Variable number of Nonlinear Constraints by user-defined functions

question

#1

Hi there,

Sorry about the formatting on a previous version of the post. I am new to Julia and doing research in demand modelling. And I apologize if this is too basic. I am thinking to move my code from Rcpp to Julia to solve MPEC, mainly a optimization problem with lots of non-convex constraints (normally 100k+). I’ve heard that JuMP is a great choice due to its AD tools and efficiency. However, I encountered some difficulties here when coding my nonlinear constraint. I coded a function model_constraint whose output is a n_constraint by 1 column vector that will be the Right hand side of my nonlinear constraints. The dimension could be 20,50 and depends on the data so I cannot pin it down before hand. I know that from the other thread I could workaround the requirement that nonlinear objective functions only take scalar input by using the trick

function GMM_obj(ita...)
    ita_vec = collect(ita)
    ....
end

And while setting objective, do

JuMP.setNLobjective(mod, :Min, Expr(:call, :GMM_obj, [x[i] for i=1:n_x]…))

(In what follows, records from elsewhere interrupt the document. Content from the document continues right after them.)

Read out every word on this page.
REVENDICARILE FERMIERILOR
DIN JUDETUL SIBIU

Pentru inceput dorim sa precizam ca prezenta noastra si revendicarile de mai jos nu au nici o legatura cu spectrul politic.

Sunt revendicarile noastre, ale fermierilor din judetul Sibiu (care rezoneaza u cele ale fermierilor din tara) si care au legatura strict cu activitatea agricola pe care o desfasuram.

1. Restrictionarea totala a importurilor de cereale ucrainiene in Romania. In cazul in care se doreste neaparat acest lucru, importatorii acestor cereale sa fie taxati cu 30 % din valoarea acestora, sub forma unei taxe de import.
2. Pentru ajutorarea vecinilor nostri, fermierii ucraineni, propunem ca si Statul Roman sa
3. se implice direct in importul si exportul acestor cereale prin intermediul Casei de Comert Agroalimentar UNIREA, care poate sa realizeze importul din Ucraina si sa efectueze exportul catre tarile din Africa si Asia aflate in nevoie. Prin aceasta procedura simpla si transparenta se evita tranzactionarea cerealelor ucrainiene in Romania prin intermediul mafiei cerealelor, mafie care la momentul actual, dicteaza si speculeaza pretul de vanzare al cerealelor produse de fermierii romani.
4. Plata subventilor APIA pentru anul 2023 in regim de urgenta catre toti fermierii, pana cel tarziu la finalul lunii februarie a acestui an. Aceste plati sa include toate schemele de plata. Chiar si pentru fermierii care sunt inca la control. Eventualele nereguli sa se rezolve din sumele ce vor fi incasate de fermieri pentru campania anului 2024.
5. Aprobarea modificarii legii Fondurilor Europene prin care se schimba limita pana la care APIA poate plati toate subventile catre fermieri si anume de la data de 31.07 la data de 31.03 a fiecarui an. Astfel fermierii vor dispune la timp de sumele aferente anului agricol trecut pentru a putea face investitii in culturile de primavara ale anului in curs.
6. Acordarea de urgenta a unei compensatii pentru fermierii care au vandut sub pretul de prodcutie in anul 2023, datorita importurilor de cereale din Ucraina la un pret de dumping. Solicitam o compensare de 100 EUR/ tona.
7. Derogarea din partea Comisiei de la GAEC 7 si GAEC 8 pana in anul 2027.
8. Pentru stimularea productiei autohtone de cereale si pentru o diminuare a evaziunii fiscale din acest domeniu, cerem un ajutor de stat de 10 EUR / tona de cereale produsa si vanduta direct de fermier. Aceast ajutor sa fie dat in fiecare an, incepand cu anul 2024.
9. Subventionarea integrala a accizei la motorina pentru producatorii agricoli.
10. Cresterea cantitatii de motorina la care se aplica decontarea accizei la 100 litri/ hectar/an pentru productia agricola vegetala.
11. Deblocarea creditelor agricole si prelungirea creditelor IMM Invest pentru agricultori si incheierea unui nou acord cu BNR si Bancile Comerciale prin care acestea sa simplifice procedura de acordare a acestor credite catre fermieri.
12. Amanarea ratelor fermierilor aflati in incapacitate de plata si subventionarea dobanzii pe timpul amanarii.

I tried to do similar things when the NL constraints defined by the following user-defined functions have variable length of input and output:

function model_constraint(xlist...)
    x = collect(xlist)
    ...
end

My thought was to store the vector output of the nonlinear function into a NLexpression and use a for loop to set the constraint 1 by 1 as below

JuMP.register(mod, :model_constraint, n_x, model_constraint, autodiff=true)
@expression(mod, GMM_constraint_LHS, zeros(n_constraint,1))
@NLexpression(mod, GMM_constraint_RHS, Expr(:call, :model_constraint, [x[i] for i=1:n_x]...))
 for j in 1:n_constraint
    @NLconstraints(mod, GMM_constraint_LHS[j] == GMM_constraint_RHS[j])
 end

But the line with NLexpression has error:
Unrecognized function “Expr” used in nonlinear expression.
in error at base\error.jl:21

I know the caveat for large number of input dimension or constraints but the problem here is not really about high dimension but the variable number of constraints. I have n nonlinear constraints and I cannot handcode them and have to rely on a loop to specify them if JuMP doesn’t support vector NL constraints. Is there any elegant way to do it? Thanks!


#2

No, there is currently no elegant way to handle user-defined functions with multidimensional output in JuMP. I would recommend manually using an AD tool like ReverseDiff.jl and handing the derivatives to Ipopt via MathProgBase.